Jimmy discovered that they had sold the novelettes; he had an introduction to the new proprietor, and contrived to get a little work out of him, though at a cheaper rate even than before. For the rest, with something like a new despair beginning to knock at his young heart, he scurried round, and wrote anything and everything he could.

Often and often, in those first few months, he knew what it was to have to think more than twice before spending a sixpence for food; he grew, too, to dread the coming of the wheezy old dame with a certain red-covered little book which contained the account for his breakfasts and for her own personal attendance upon him; invented excuses, now and then, to go out, so as to miss seeing her.

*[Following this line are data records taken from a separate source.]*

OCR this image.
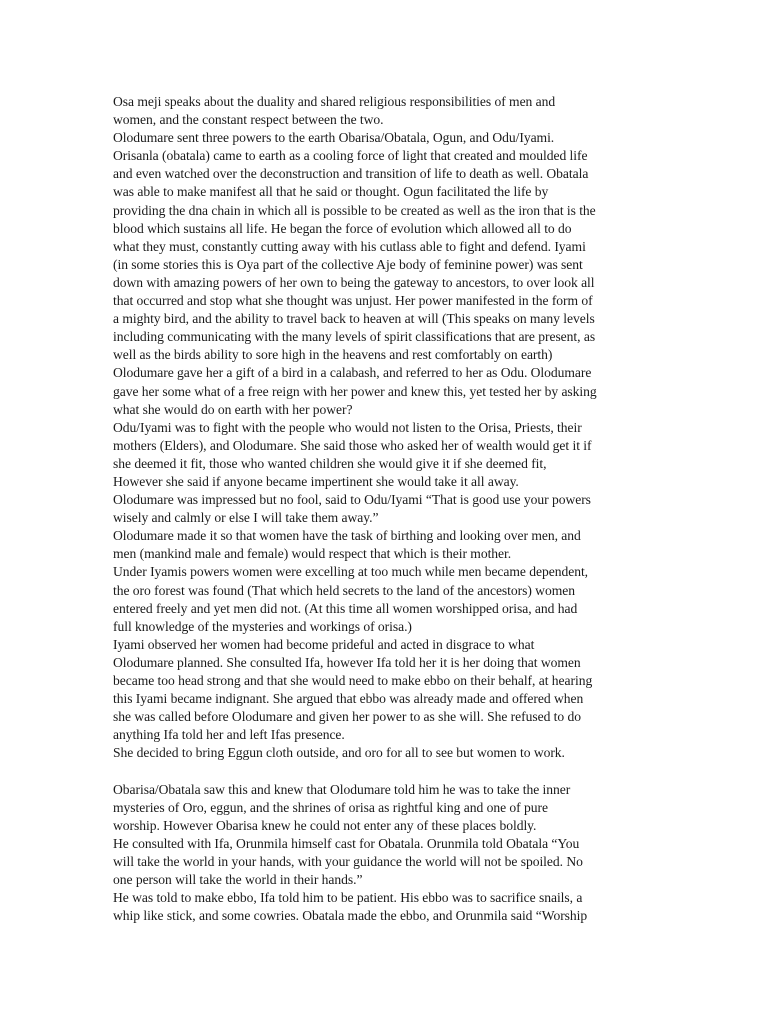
Osa meji speaks about the duality and shared religious responsibilities of men and
women, and the constant respect between the two.
Olodumare sent three powers to the earth Obarisa/Obatala, Ogun, and Odu/Iyami.
Orisanla (obatala) came to earth as a cooling force of light that created and moulded life
and even watched over the deconstruction and transition of life to death as well. Obatala
was able to make manifest all that he said or thought. Ogun facilitated the life by
providing the dna chain in which all is possible to be created as well as the iron that is the
blood which sustains all life. He began the force of evolution which allowed all to do
what they must, constantly cutting away with his cutlass able to fight and defend. Iyami
(in some stories this is Oya part of the collective Aje body of feminine power) was sent
down with amazing powers of her own to being the gateway to ancestors, to over look all
that occurred and stop what she thought was unjust. Her power manifested in the form of
a mighty bird, and the ability to travel back to heaven at will (This speaks on many levels
including communicating with the many levels of spirit classifications that are present, as
well as the birds ability to sore high in the heavens and rest comfortably on earth)
Olodumare gave her a gift of a bird in a calabash, and referred to her as Odu. Olodumare
gave her some what of a free reign with her power and knew this, yet tested her by asking
what she would do on earth with her power?
Odu/Iyami was to fight with the people who would not listen to the Orisa, Priests, their
mothers (Elders), and Olodumare. She said those who asked her of wealth would get it if
she deemed it fit, those who wanted children she would give it if she deemed fit,
However she said if anyone became impertinent she would take it all away.
Olodumare was impressed but no fool, said to Odu/Iyami “That is good use your powers
wisely and calmly or else I will take them away.”
Olodumare made it so that women have the task of birthing and looking over men, and
men (mankind male and female) would respect that which is their mother.
Under Iyamis powers women were excelling at too much while men became dependent,
the oro forest was found (That which held secrets to the land of the ancestors) women
entered freely and yet men did not. (At this time all women worshipped orisa, and had
full knowledge of the mysteries and workings of orisa.)
Iyami observed her women had become prideful and acted in disgrace to what
Olodumare planned. She consulted Ifa, however Ifa told her it is her doing that women
became too head strong and that she would need to make ebbo on their behalf, at hearing
this Iyami became indignant. She argued that ebbo was already made and offered when
she was called before Olodumare and given her power to as she will. She refused to do
anything Ifa told her and left Ifas presence.
She decided to bring Eggun cloth outside, and oro for all to see but women to work.
Obarisa/Obatala saw this and knew that Olodumare told him he was to take the inner
mysteries of Oro, eggun, and the shrines of orisa as rightful king and one of pure
worship. However Obarisa knew he could not enter any of these places boldly.
He consulted with Ifa, Orunmila himself cast for Obatala. Orunmila told Obatala “You
will take the world in your hands, with your guidance the world will not be spoiled. No
one person will take the world in their hands.”
He was told to make ebbo, Ifa told him to be patient. His ebbo was to sacrifice snails, a
whip like stick, and some cowries. Obatala made the ebbo, and Orunmila said “Worship
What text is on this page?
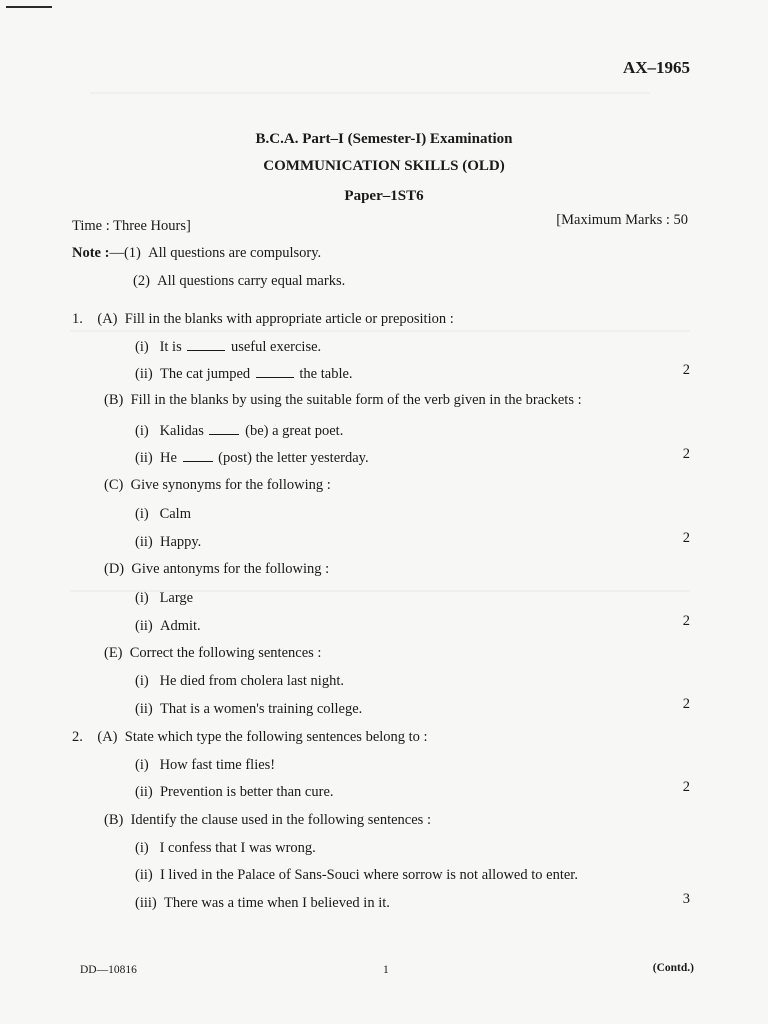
AX–1965
B.C.A. Part–I (Semester-I) Examination
COMMUNICATION SKILLS (OLD)
Paper–1ST6
Time : Three Hours]	[Maximum Marks : 50
Note :—(1) All questions are compulsory.
(2) All questions carry equal marks.
1. (A) Fill in the blanks with appropriate article or preposition :
(i) It is	useful exercise.
(ii) The cat jumped	the table.	2
(B) Fill in the blanks by using the suitable form of the verb given in the brackets :
(i) Kalidas  (be) a great poet.
(ii) He  (post) the letter yesterday.	2
(C) Give synonyms for the following :
(i) Calm
(ii) Happy.	2
(D) Give antonyms for the following :
(i) Large
(ii) Admit.	2
(E) Correct the following sentences :
(i) He died from cholera last night.
(ii) That is a women's training college.	2
2. (A) State which type the following sentences belong to :
(i) How fast time flies!
(ii) Prevention is better than cure.	2
(B) Identify the clause used in the following sentences :
(i) I confess that I was wrong.
(ii) I lived in the Palace of Sans-Souci where sorrow is not allowed to enter.
(iii) There was a time when I believed in it.	3
DD—10816	1	(Contd.)
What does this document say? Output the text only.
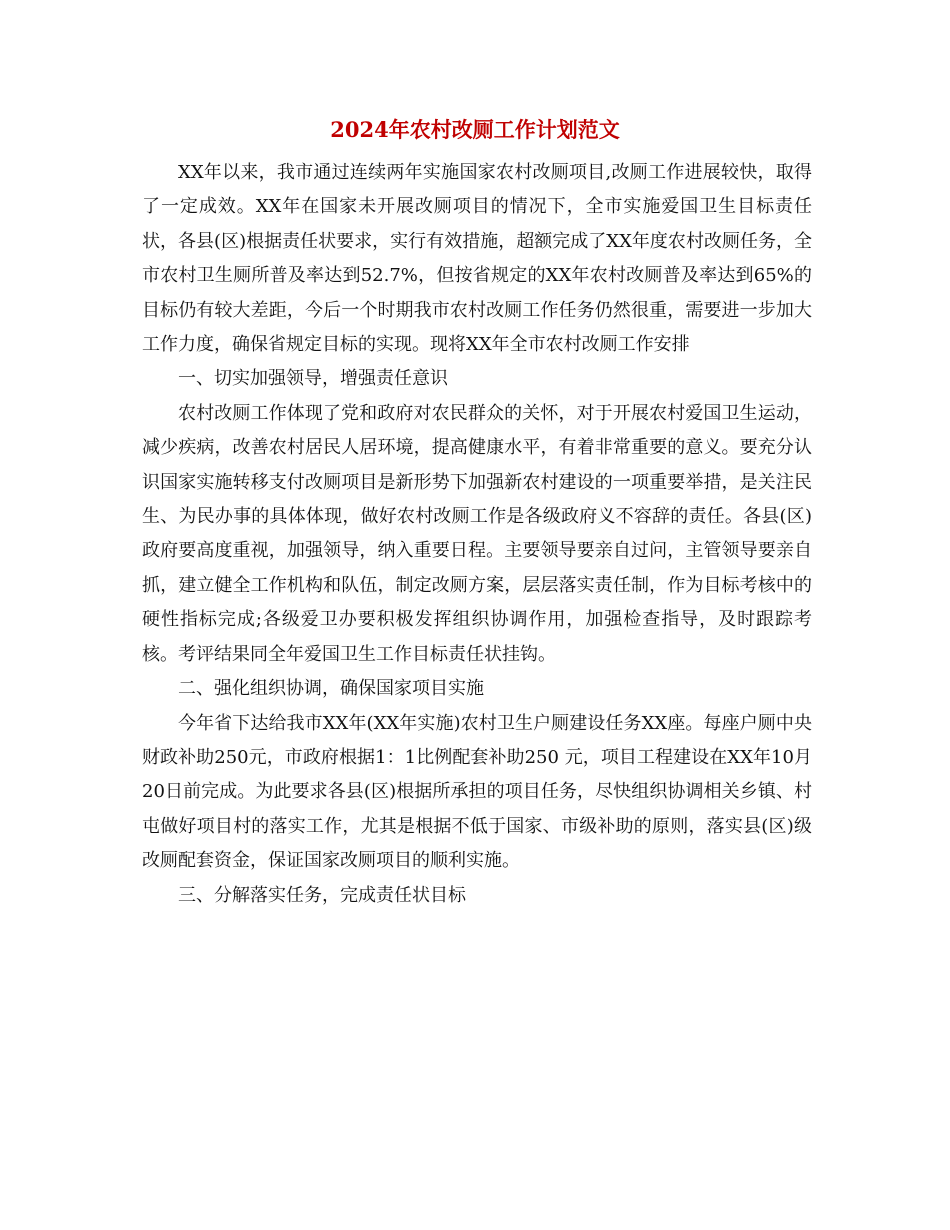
2024年农村改厕工作计划范文

XX年以来，我市通过连续两年实施国家农村改厕项目,改厕工作进展较快，取得了一定成效。XX年在国家未开展改厕项目的情况下，全市实施爱国卫生目标责任状，各县(区)根据责任状要求，实行有效措施，超额完成了XX年度农村改厕任务，全市农村卫生厕所普及率达到52.7%，但按省规定的XX年农村改厕普及率达到65%的目标仍有较大差距，今后一个时期我市农村改厕工作任务仍然很重，需要进一步加大工作力度，确保省规定目标的实现。现将XX年全市农村改厕工作安排

一、切实加强领导，增强责任意识

农村改厕工作体现了党和政府对农民群众的关怀，对于开展农村爱国卫生运动，减少疾病，改善农村居民人居环境，提高健康水平，有着非常重要的意义。要充分认识国家实施转移支付改厕项目是新形势下加强新农村建设的一项重要举措，是关注民生、为民办事的具体体现，做好农村改厕工作是各级政府义不容辞的责任。各县(区)政府要高度重视，加强领导，纳入重要日程。主要领导要亲自过问，主管领导要亲自抓，建立健全工作机构和队伍，制定改厕方案，层层落实责任制，作为目标考核中的硬性指标完成;各级爱卫办要积极发挥组织协调作用，加强检查指导，及时跟踪考核。考评结果同全年爱国卫生工作目标责任状挂钩。

二、强化组织协调，确保国家项目实施

今年省下达给我市XX年(XX年实施)农村卫生户厕建设任务XX座。每座户厕中央财政补助250元，市政府根据1：1比例配套补助250 元，项目工程建设在XX年10月20日前完成。为此要求各县(区)根据所承担的项目任务，尽快组织协调相关乡镇、村屯做好项目村的落实工作，尤其是根据不低于国家、市级补助的原则，落实县(区)级改厕配套资金，保证国家改厕项目的顺利实施。

三、分解落实任务，完成责任状目标
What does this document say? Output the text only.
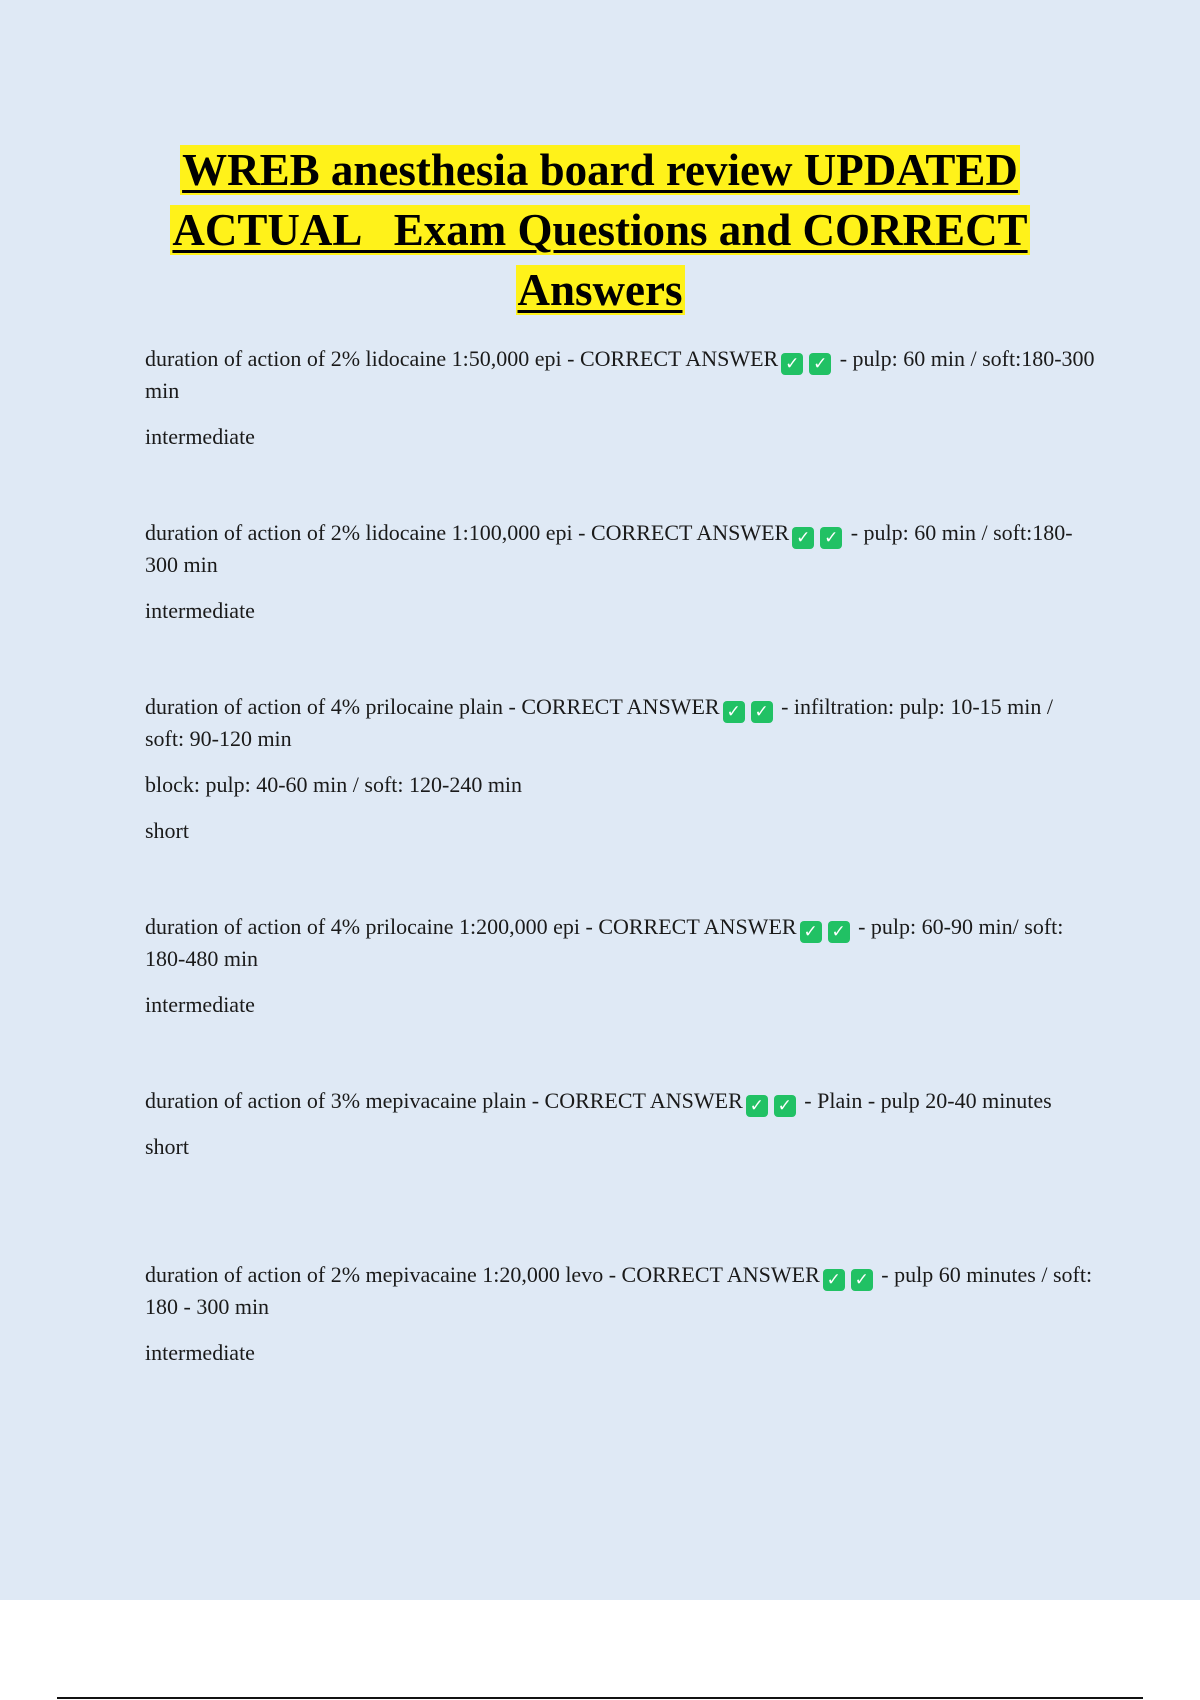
WREB anesthesia board review UPDATED
ACTUAL   Exam Questions and CORRECT
Answers

duration of action of 2% lidocaine 1:50,000 epi - CORRECT ANSWER ✓ ✓ - pulp: 60 min / soft:180-300 min

intermediate

duration of action of 2% lidocaine 1:100,000 epi - CORRECT ANSWER ✓ ✓ - pulp: 60 min / soft:180-300 min

intermediate

duration of action of 4% prilocaine plain - CORRECT ANSWER ✓ ✓ - infiltration: pulp: 10-15 min / soft: 90-120 min

block: pulp: 40-60 min / soft: 120-240 min

short

duration of action of 4% prilocaine 1:200,000 epi - CORRECT ANSWER ✓ ✓ - pulp: 60-90 min/ soft: 180-480 min

intermediate

duration of action of 3% mepivacaine plain - CORRECT ANSWER ✓ ✓ - Plain - pulp 20-40 minutes

short

duration of action of 2% mepivacaine 1:20,000 levo - CORRECT ANSWER ✓ ✓ - pulp 60 minutes / soft: 180 - 300 min

intermediate
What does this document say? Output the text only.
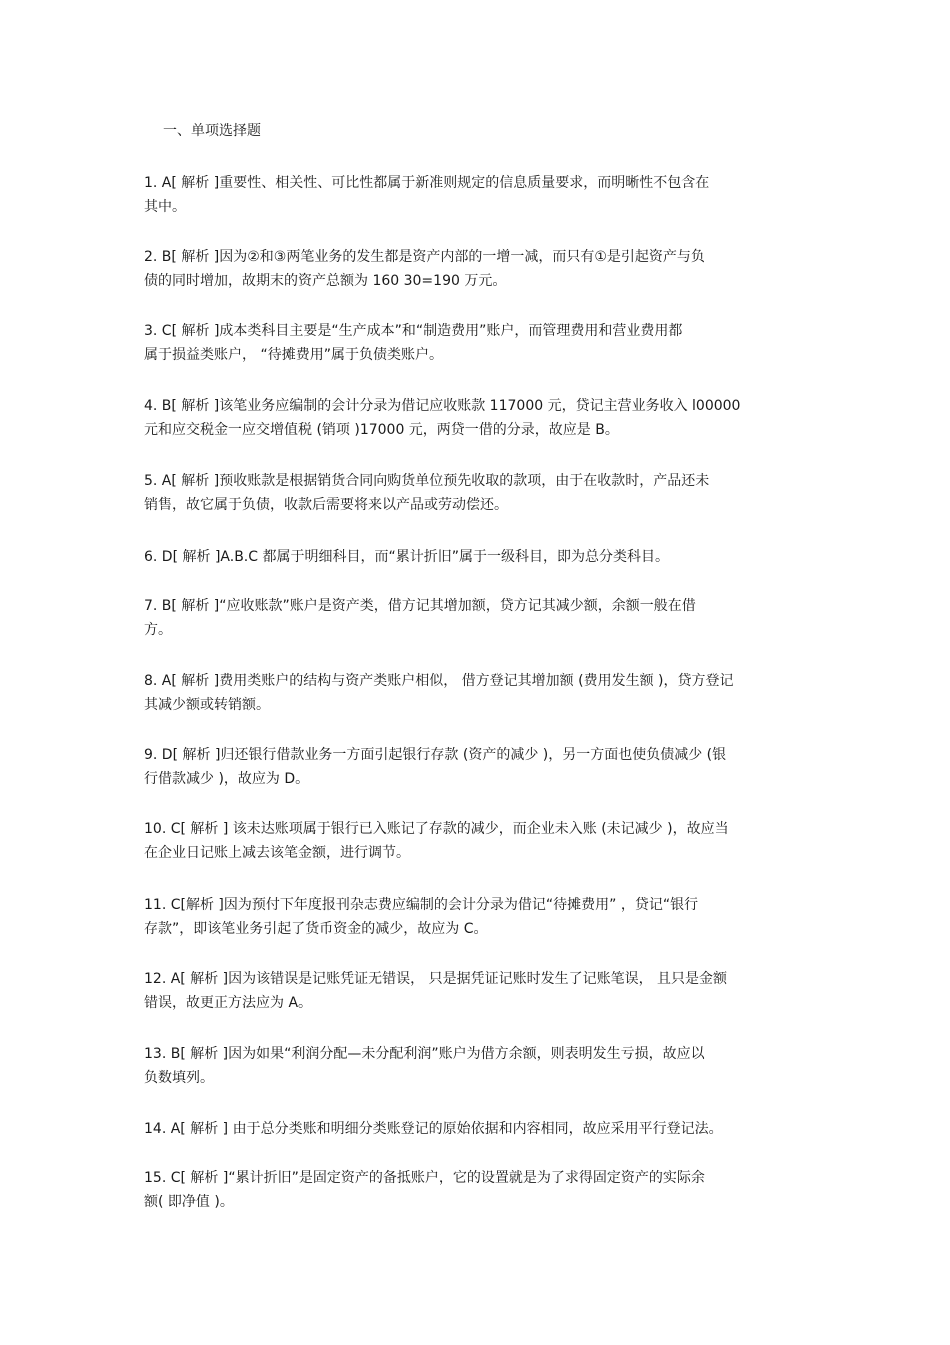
一、单项选择题
1. A[ 解析 ]重要性、相关性、可比性都属于新准则规定的信息质量要求，而明晰性不包含在
其中。
2. B[ 解析 ]因为②和③两笔业务的发生都是资产内部的一增一减，而只有①是引起资产与负
债的同时增加，故期末的资产总额为 160 30=190 万元。
3. C[ 解析 ]成本类科目主要是“生产成本”和“制造费用”账户，而管理费用和营业费用都
属于损益类账户， “待摊费用”属于负债类账户。
4. B[ 解析 ]该笔业务应编制的会计分录为借记应收账款 117000 元，贷记主营业务收入 l00000
元和应交税金一应交增值税 (销项 )17000 元，两贷一借的分录，故应是 B。
5. A[ 解析 ]预收账款是根据销货合同向购货单位预先收取的款项，由于在收款时，产品还未
销售，故它属于负债，收款后需要将来以产品或劳动偿还。
6. D[ 解析 ]A.B.C 都属于明细科目，而“累计折旧”属于一级科目，即为总分类科目。
7. B[ 解析 ]“应收账款”账户是资产类，借方记其增加额，贷方记其减少额，余额一般在借
方。
8. A[ 解析 ]费用类账户的结构与资产类账户相似， 借方登记其增加额 (费用发生额 )，贷方登记
其减少额或转销额。
9. D[ 解析 ]归还银行借款业务一方面引起银行存款 (资产的减少 )，另一方面也使负债减少 (银
行借款减少 )，故应为 D。
10. C[ 解析 ] 该未达账项属于银行已入账记了存款的减少，而企业未入账 (未记减少 )，故应当
在企业日记账上减去该笔金额，进行调节。
11. C[解析 ]因为预付下年度报刊杂志费应编制的会计分录为借记“待摊费用” ，贷记“银行
存款”，即该笔业务引起了货币资金的减少，故应为 C。
12. A[ 解析 ]因为该错误是记账凭证无错误， 只是据凭证记账时发生了记账笔误， 且只是金额
错误，故更正方法应为 A。
13. B[ 解析 ]因为如果“利润分配—未分配利润”账户为借方余额，则表明发生亏损，故应以
负数填列。
14. A[ 解析 ] 由于总分类账和明细分类账登记的原始依据和内容相同，故应采用平行登记法。
15. C[ 解析 ]“累计折旧”是固定资产的备抵账户，它的设置就是为了求得固定资产的实际余
额( 即净值 )。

But in some fashion he managed to pay that; managed also to put aside a little towards that big item—rent. Though that was a nightmare, indeed—a thing that meant the counting of days with a palpitating heart.

He found his way, quite naturally, to the British Museum and its reading-room; discovered also near it a tiny tea shop, where, provided you bought butter-and only one pat at that—you might eat as much bread as ever you liked. Oh—a blessed institution, and one to be encouraged!

So, struggling along, with an occasional flutter of the heart—(only very occasional this) at the sight of his name on a list of contents of some small paper; often hungry, and much perplexed at times over the question of clothes; with a wistful eye to the great men at the top, who had begun long ago perhaps in some such fashion as this; Jimmy trod the ways of freedom with a fair amount of contentment.